A empresa passou a concentrar a operação no estado do Rio, por logística. Na carente cidade de Japeri, a fábrica se instalou com 850 funcionários. (Freeman joga golfe num clube da Gávea e notou que a maioria dos carregadores vinha de Japeri. Na cidade, a Granado passou a patrocinar o esporte no primeiro campo público de golfe.)
Quando assumiu o negócio, a Granado não chegava a 100 SKUs. Atualmente são mais de 600 SKUs, com cerca de 80 lançamentos por ano, incluindo temporários, e tendo descontinuado itens como as deo colônias (pouco eficientes tanto como perfume quanto desodorante, mas com um vantajoso IPI).
Ainda hoje, o polvilho está entre os campeões de vendas em volume, assim como os supositórios.
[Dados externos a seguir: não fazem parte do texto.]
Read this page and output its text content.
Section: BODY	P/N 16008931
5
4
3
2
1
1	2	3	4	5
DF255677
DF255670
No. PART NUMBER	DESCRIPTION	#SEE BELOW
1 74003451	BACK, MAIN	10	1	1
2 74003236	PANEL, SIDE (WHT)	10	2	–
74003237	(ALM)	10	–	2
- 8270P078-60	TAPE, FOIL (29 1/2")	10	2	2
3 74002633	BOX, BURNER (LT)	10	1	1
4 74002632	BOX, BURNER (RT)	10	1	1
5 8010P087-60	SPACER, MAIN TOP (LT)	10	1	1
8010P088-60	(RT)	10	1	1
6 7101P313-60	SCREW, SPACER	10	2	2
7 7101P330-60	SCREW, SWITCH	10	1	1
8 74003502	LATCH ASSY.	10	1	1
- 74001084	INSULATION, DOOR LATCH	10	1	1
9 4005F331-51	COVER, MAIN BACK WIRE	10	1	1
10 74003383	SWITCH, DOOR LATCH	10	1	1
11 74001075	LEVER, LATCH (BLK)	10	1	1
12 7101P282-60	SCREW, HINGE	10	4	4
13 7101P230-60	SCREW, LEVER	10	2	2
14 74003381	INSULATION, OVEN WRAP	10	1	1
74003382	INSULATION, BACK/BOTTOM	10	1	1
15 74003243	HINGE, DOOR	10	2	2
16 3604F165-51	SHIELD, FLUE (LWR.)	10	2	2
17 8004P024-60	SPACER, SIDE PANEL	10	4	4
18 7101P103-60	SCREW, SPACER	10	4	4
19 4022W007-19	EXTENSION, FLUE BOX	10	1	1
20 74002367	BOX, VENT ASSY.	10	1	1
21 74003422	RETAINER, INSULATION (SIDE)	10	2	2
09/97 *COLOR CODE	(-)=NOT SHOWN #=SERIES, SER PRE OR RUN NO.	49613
O registro da fórmula com enxofre foi aprovado por Oswaldo Cruz, há exatos 120 anos, e permanece inalterada. A companhia já fez estudos para eventuais alterações, mas descobriu que a eficácia vem do balanceamento original.
Em 2016, Freeman vendeu 35% do grupo Granado para a espanhola Puig, que tem perfumes como Paco Rabanne e Carolina Herrera no portfólio. À época, a transação foi estimada em R$ 500 milhões, o que avaliava a Granado em R$ 1,43 bilhão, e ajudou a companhia a quitar debêntures cujos juros rondavam 20% ao ano. “Saldamos a dívida e a geração de caixa operacional paga os novos investimentos, com dividendos de 25% e reinvestimento de 75% do lucro”, diz Freeman. “E eles conhecem muito sobre fragrâncias.”
A Granado entrou em perfumaria há seis anos, mas a categoria já representa 24% da venda em loja. Hoje são 100 lojas Granado, todas próprias, no Brasil e no exterior (em cidades como Lisboa, Paris, Bruxelas, Nova York e Londres) que complementam o atacado para farmácias e supermercados. A marca Phebo também começou a ter lojas próprias, são cinco em operação e um plano de expansão.
A companhia descarta o modelo de franquias, avaliando que o formato demandaria aumento de preços sobre o que é feito no atacado para gerar margem ao franqueado, desequilibrando os canais de distribuição. E IPO? Tem sempre banco e fundo sondando, de olho na margem Ebitda de 25%. Mas, por enquanto, a Granado vai manter a fórmula que deu certo – nos produtos e nas finanças.